Saturday, December 29, 2018

Sun Capital, Vulture Capitalists

Another example of the free hand of the market throttling workers:
Once the Marsh Supermarkets chain began to falter a few years ago, its owner, a private-equity firm, began selling off the vast retail empire, piece by piece. The company sold more than 100 convenience stores. It sold the pharmacies. It closed some of the 115 grocery stores, having previously auctioned off their real estate. Then, in May 2017, the company announced the closure of the remaining 44 stores. 
Marsh Supermarkets, founded in 1931, had at last filed for bankruptcy. 
“It was a long, slow decline,” said Amy Gerken, formerly an assistant office manager at one of the stores. Sun Capital Partners, the private-equity firm that owned Marsh, “didn’t really know how grocery stores work. We’d joke about them being on a yacht without even knowing what a UPC code is. But they didn’t treat employees right, and since the bankruptcy, everyone is out for their blood.” 
The anger arises because although the sell-off allowed Sun Capital and its investors to recover their money and then some, the company entered bankruptcy leaving unpaid more than $80 million in debts to workers’ severance and pensions.
For Sun Capital, this process of buying companies, seeking profits and leaving pensions unpaid is a familiar one. Over the past 10 years, it has taken five companies into bankruptcy while leaving behind debts of about $280 million owed to employee pensions. [snip]
 “These private-equity firms buy a company, plunder it of any assets, and then send it into bankruptcy without paying employees,” said Eileen Appelbaum, an economist at the Center for Economic and Policy Research who studies private-equity transactions. “To anyone but a bankruptcy court, this looks like a swindle.” (our emphasis)
At a minimum, with a new Democratic House, legislation reforming bankruptcy laws to keep companies like Sun from shedding their pension obligations would finally break through Republican obstruction and force the Senate's hand. Let's see how Senate Republicans (and Individual 1) tell blue- collar workers who face the prospect of not having their pensions funded as promised, "Sorry, suckers.  #MAGA!"

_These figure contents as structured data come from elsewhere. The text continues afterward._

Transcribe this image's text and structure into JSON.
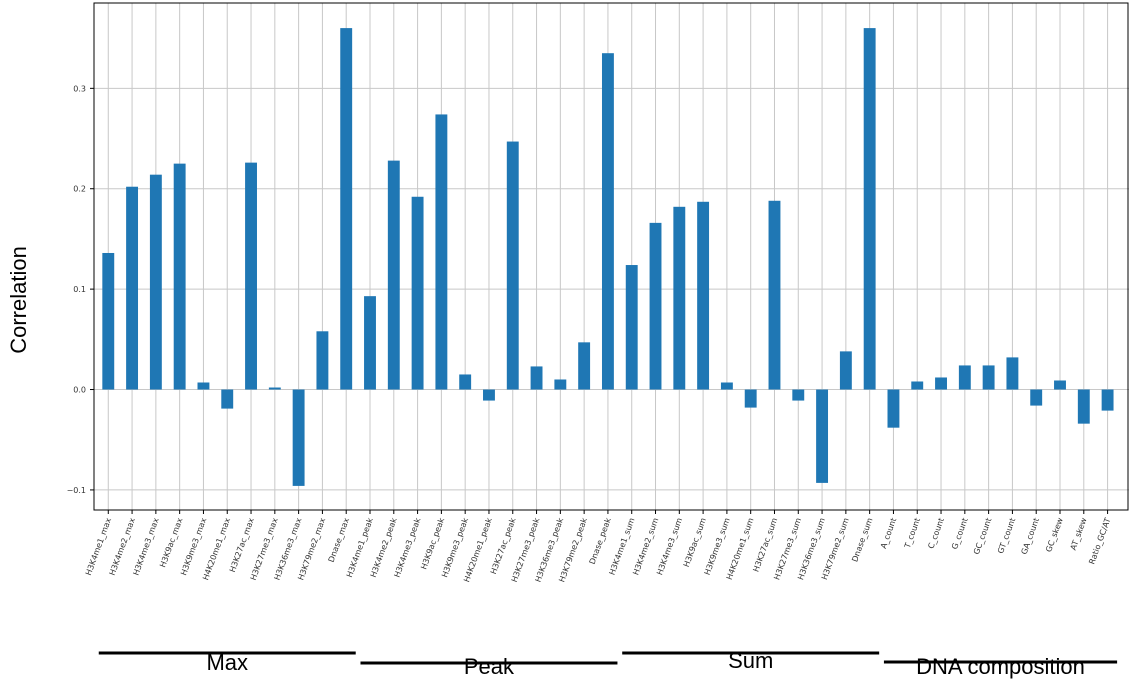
{
  "chart_data": {
    "type": "bar",
    "title": "",
    "xlabel": "",
    "ylabel": "Correlation",
    "ylim": [
      -0.12,
      0.385
    ],
    "yticks": [
      -0.1,
      0.0,
      0.1,
      0.2,
      0.3
    ],
    "ytick_labels": [
      "−0.1",
      "0.0",
      "0.1",
      "0.2",
      "0.3"
    ],
    "grid": true,
    "bar_color": "#1f77b4",
    "categories": [
      "H3K4me1_max",
      "H3K4me2_max",
      "H3K4me3_max",
      "H3K9ac_max",
      "H3K9me3_max",
      "H4K20me1_max",
      "H3K27ac_max",
      "H3K27me3_max",
      "H3K36me3_max",
      "H3K79me2_max",
      "Dnase_max",
      "H3K4me1_peak",
      "H3K4me2_peak",
      "H3K4me3_peak",
      "H3K9ac_peak",
      "H3K9me3_peak",
      "H4K20me1_peak",
      "H3K27ac_peak",
      "H3K27me3_peak",
      "H3K36me3_peak",
      "H3K79me2_peak",
      "Dnase_peak",
      "H3K4me1_sum",
      "H3K4me2_sum",
      "H3K4me3_sum",
      "H3K9ac_sum",
      "H3K9me3_sum",
      "H4K20me1_sum",
      "H3K27ac_sum",
      "H3K27me3_sum",
      "H3K36me3_sum",
      "H3K79me2_sum",
      "Dnase_sum",
      "A_count",
      "T_count",
      "C_count",
      "G_count",
      "GC_count",
      "GT_count",
      "GA_count",
      "GC_skew",
      "AT_skew",
      "Ratio_GC/AT"
    ],
    "values": [
      0.136,
      0.202,
      0.214,
      0.225,
      0.007,
      -0.019,
      0.226,
      0.002,
      -0.096,
      0.058,
      0.36,
      0.093,
      0.228,
      0.192,
      0.274,
      0.015,
      -0.011,
      0.247,
      0.023,
      0.01,
      0.047,
      0.335,
      0.124,
      0.166,
      0.182,
      0.187,
      0.007,
      -0.018,
      0.188,
      -0.011,
      -0.093,
      0.038,
      0.36,
      -0.038,
      0.008,
      0.012,
      0.024,
      0.024,
      0.032,
      -0.016,
      0.009,
      -0.034,
      -0.021
    ],
    "groups": [
      {
        "label": "Max",
        "start": 0,
        "end": 10
      },
      {
        "label": "Peak",
        "start": 11,
        "end": 21
      },
      {
        "label": "Sum",
        "start": 22,
        "end": 32
      },
      {
        "label": "DNA composition",
        "start": 33,
        "end": 42
      }
    ]
  }
}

By the way, what kind of person runs this social Darwinist, Randian operation, you ask?
... The public face of the firm is [Marc] Leder, a co-owner of the Philadelphia 76ers basketball team and the New Jersey Devils hockey team. Noted for his extravagant parties and yachting expeditions, he has been dubbed by tabloids as “the Hugh Hefner of the Hamptons.” 
Politically, he may be best known for hosting the Boca Raton, Fla., dinner where presidential candidate Mitt Romney made what became infamous comments about the “47 percent of the people . . . who are dependent upon government, who believe that they are victims.”  (our emphasis)
This is an in- depth read, and well worth the time. 


One Fly said...

Been going on for a long time. To think it will change is being very naive.

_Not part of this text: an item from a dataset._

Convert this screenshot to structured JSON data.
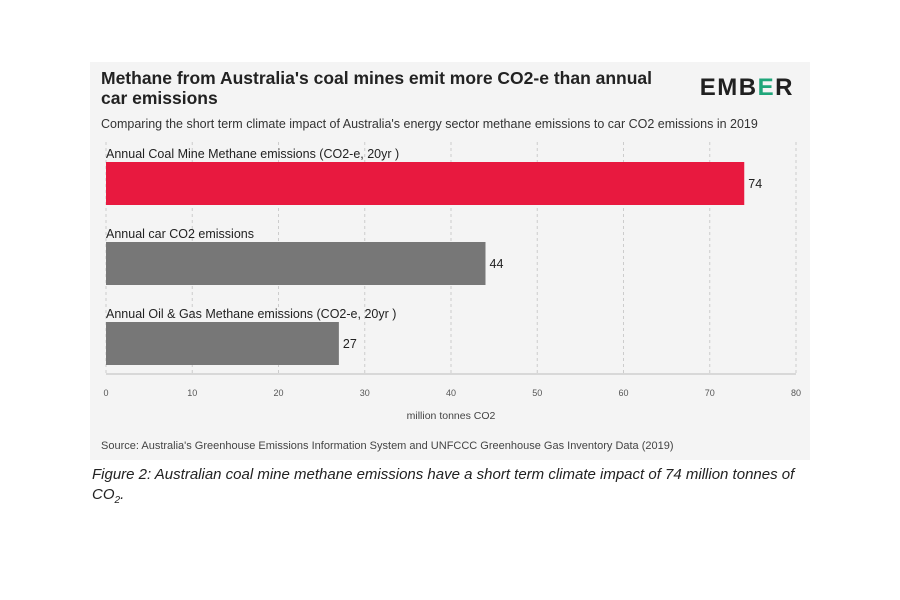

Early 80's the best and one of the most successful airlines based in Colorado (Frontier) literally had its guts ripped out.

Green Eagle said...

No surprise that Mitt Romney's name should show up in this article, since Romney's company, Bain Capital, is virtually the poster child for this sort of vampire capitalism.

W. Hackwhacker said...

Green Eagle - absolutely. Shared DNA.